Plus que jamais, en cette année 14 de commémorations diverses et variées, il convient de faire tintinnabuler les canons sur tous les comptoirs de France et de Navarre.
Les aquaphiles au bulbe spongieux vont s’étonner de ce préambule tonnant et trébuchant évoquant plus une page d’histoire qu’un cépage jubilatoire. Victimes du rabougrissement de la langue française et de l’aseptisation de nos palais maladifs, ils confondent chair à canon et chais à canon.


Sachez, ô incultes ankylosés du coude, qu’au XVIe siècle le canon représentait une unité de mesure équivalent au quart de la pinte. Par extension guillerette il désigna tout naturellement le verre de vin ! Aujourd’hui ce terme tend à tomber en désuétude et, dans certains estaminets à la modernitude affichée, des éphèbes au regard vitreux vous proposent un « glass » ou un « drink » de vins à l’origine incontrôlée.


Loin de ces angloxaxonades pour esprit éphémèro-créatifs Tradition du vin perpétue sur ces comptoirs une culture du bien boire. Pourtant, quand vient l’automne, le Sage quitte un instant ballons, canons et divins flacons pour s’en aller, truffe au vent, arpenter le pavé parisien à la recherche de la nouvelle Bouteille d’Or.

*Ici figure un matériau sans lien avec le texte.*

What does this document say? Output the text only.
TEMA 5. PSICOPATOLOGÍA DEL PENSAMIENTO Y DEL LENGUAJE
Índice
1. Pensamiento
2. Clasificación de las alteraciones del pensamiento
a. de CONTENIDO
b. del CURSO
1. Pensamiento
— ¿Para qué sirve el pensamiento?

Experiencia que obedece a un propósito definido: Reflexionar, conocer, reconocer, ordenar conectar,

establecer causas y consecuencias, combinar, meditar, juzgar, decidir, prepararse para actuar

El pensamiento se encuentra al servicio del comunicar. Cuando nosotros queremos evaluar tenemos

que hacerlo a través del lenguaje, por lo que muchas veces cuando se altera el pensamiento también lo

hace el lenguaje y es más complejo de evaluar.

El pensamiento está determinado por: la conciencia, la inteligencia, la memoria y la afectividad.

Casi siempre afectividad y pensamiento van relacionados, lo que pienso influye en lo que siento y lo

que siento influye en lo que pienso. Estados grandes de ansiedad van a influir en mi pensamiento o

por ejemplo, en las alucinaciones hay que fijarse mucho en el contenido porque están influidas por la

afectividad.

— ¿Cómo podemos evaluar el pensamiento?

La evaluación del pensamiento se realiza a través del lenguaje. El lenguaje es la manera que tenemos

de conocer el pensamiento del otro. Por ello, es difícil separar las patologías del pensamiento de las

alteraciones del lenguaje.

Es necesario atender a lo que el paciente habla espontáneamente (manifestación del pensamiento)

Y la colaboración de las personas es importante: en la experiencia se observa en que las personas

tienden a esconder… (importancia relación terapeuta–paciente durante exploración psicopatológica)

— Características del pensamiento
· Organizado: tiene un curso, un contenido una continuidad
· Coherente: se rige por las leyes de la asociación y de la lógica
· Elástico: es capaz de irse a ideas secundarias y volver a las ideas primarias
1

Le lauréat de cette année a été déniché sur les contreforts de Montmartre non loin de l’une des dernières vignes parisiennes. Un peu en dehors du tintouin touristique qui anime la célèbre butte, « La Part des Anges » sis 10, rue Garreau dans le 18e arrondissement, reste une de ces adresses d’initiés où l’on aime se retrouver entre amis, sans préséance ni bien pensance. Son propriétaire, Patrick François, un ancien du mythique « Chez Serge » à Saint-Ouen, a jeté son dévolu sur cet établissement en 2001. C’était auparavant un estaminet sans âme aux saveurs exotiques. Une belle reconquête sur ces tambouillards venus d’ailleurs qui, des fastfoodiers – avec leurs viandes hormonales hachées dans des petits pains siliconés – aux nems qui rôdent autour de nos Nemrods, transforment trop souvent nos tavernes en temples de la mal bouffe.

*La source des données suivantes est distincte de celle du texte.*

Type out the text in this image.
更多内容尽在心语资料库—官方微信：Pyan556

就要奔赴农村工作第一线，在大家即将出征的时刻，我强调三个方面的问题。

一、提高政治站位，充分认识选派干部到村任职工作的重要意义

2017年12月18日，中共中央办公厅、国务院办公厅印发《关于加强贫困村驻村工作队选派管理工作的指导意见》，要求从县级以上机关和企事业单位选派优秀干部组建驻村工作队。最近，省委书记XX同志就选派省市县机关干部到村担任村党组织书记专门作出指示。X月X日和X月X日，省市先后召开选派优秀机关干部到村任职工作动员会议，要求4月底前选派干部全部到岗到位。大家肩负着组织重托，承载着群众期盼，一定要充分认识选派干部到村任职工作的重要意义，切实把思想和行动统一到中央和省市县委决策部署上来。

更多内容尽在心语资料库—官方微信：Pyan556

Passionné de vin Patrick François n’hésite pas à se déplacer dans les vignobles pour sélectionner des viticulteurs indépendants, magicien du cep et parrain d’un certain art de boire. Dans le fruit de sa quête nous retrouvons tous les grands classiques bistrotiers, des crus du beaujolais aux vins de Loire, en passant par les côtes du Rhône, les bourgognes ou quelques bordeaux. Mais il sait sortir des sentiers battus et propose un sauvignon de Gascogne ou le Trilogie, véritable vin de créateur issu de trois cépages, le cabernet-franc, la syrah et, plus étonnant, l’alicante-bouschet un raisin qui avait disparu de nos cartes œnologiques avant de réapparaître sous la sarcle de quelques passionnés.

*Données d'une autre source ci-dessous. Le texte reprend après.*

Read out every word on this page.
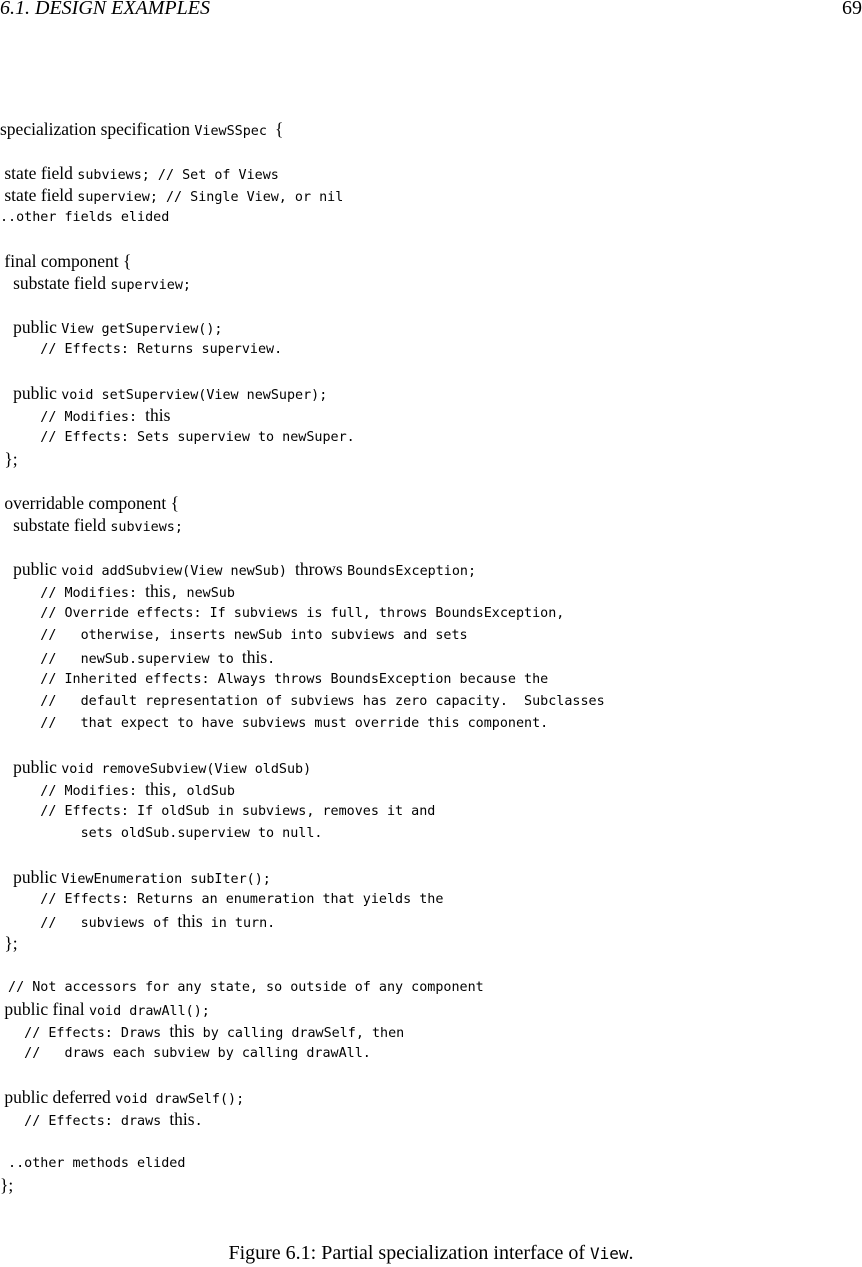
6.1. DESIGN EXAMPLES	69
specialization specification ViewSSpec {
state field subviews; // Set of Views
state field superview; // Single View, or nil
..other fields elided
final component {
substate field superview;
public View getSuperview();
// Effects: Returns superview.
public void setSuperview(View newSuper);
// Modifies: this
// Effects: Sets superview to newSuper.
};
overridable component {
substate field subviews;
public void addSubview(View newSub) throws BoundsException;
// Modifies: this, newSub
// Override effects: If subviews is full, throws BoundsException,
//   otherwise, inserts newSub into subviews and sets
//   newSub.superview to this.
// Inherited effects: Always throws BoundsException because the
//   default representation of subviews has zero capacity.  Subclasses
//   that expect to have subviews must override this component.
public void removeSubview(View oldSub)
// Modifies: this, oldSub
// Effects: If oldSub in subviews, removes it and
sets oldSub.superview to null.
public ViewEnumeration subIter();
// Effects: Returns an enumeration that yields the
//   subviews of this in turn.
};
// Not accessors for any state, so outside of any component
public final void drawAll();
// Effects: Draws this by calling drawSelf, then
//   draws each subview by calling drawAll.
public deferred void drawSelf();
// Effects: draws this.
..other methods elided
};
Figure 6.1: Partial specialization interface of View.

Pour les accompagner, la Part des Anges offre à ses clients des cochonnailles de belles tenues, des fromages au lait cru ou des plats concoctés dans le respect de la cuisine du terroir parmi lesquels je ne saurais que trop vous conseiller le magret de canard : foi de Gascon, c’est certainement l’un des meilleurs qu’il m’eut été donné de déguster en trente ans de vie parisienne. S’il vous reste une petite faim, goûtez les desserts maison, notamment le pain perdu caramel au beurre salé, une autre grande spécialité de l’ami Patrick.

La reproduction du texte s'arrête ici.